Heinz Mack was born in 1931 in a small German village. Between 1950 and 1956 he studied at the Kunstakademie Düsseldorf. In 1957 together with Otto Piene he started a series of what were called Abendausstellungen (evening exhibitions) at their studio in Düsseldorf. This series was the initial event for the formation of the group ZERO (with Mack, Piene and Günther Uecker as its nucleus) and the international ZERO movement. Among the participants of the ZERO movement were Yves Klein, Lucio Fontana, Piero Manzoni and Jean Tinguely.
In the early 1960s, Mack worked, with Gotthard Graubner, as an art teacher at the Lessing Gymnasium, Düsseldorf. In 1964 Mack, Piene and Uecker arranged the "ZERO Lichtraum (Hommage á Lucio Fontana)" at the 1964 documenta in Kassel. From 1964 to 1966 Mack lived and worked in New York where the Howard Wise Gallery presented a solo exhibition in 1966.
Although known for his minimalist outdoor sculptures, Mack also produced smaller works, both static and kinetic. Light Dynamo #2' from 1966, in the collection of the Honolulu Museum of Art, is an example of his rotating disc kinetic sculptures. Since 1991, he has been producing brightly colored, abstract, paintings in acrylic.
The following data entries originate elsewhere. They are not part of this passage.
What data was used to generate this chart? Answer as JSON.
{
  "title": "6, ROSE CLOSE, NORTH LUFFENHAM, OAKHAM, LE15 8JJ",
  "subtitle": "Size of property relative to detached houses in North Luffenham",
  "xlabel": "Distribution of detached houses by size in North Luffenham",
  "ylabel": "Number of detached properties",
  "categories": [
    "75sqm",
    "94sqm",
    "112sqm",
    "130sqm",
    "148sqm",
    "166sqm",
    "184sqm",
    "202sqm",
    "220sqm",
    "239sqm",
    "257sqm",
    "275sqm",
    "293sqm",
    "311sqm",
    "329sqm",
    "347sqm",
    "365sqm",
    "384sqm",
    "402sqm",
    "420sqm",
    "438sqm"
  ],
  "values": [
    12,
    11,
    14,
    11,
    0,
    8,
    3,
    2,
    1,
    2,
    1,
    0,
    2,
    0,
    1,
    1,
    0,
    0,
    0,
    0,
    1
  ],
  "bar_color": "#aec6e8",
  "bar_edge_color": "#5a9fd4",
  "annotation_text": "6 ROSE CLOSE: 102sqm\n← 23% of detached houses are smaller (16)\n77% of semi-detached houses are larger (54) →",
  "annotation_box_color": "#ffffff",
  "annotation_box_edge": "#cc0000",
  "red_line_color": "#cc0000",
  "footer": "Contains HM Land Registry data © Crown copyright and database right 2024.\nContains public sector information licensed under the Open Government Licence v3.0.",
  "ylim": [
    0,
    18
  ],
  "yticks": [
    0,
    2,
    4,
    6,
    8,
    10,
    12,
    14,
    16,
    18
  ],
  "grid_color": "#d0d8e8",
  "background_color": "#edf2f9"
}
1970 Mack was invited as visiting professor to Osaka, Japan. In the same year he represented Germany at the 1970 Venice Biennale (together with Günther Uecker, Georg Karl Pfahler and Thomas Lenk). For the 1972 Summer Olympics in Munich he created an illuminated "Wasserwolke" (Water cloud). In 1972 he was asked to create a 230 ft tall sculpture for the United Nations headquarters in New York (not realized).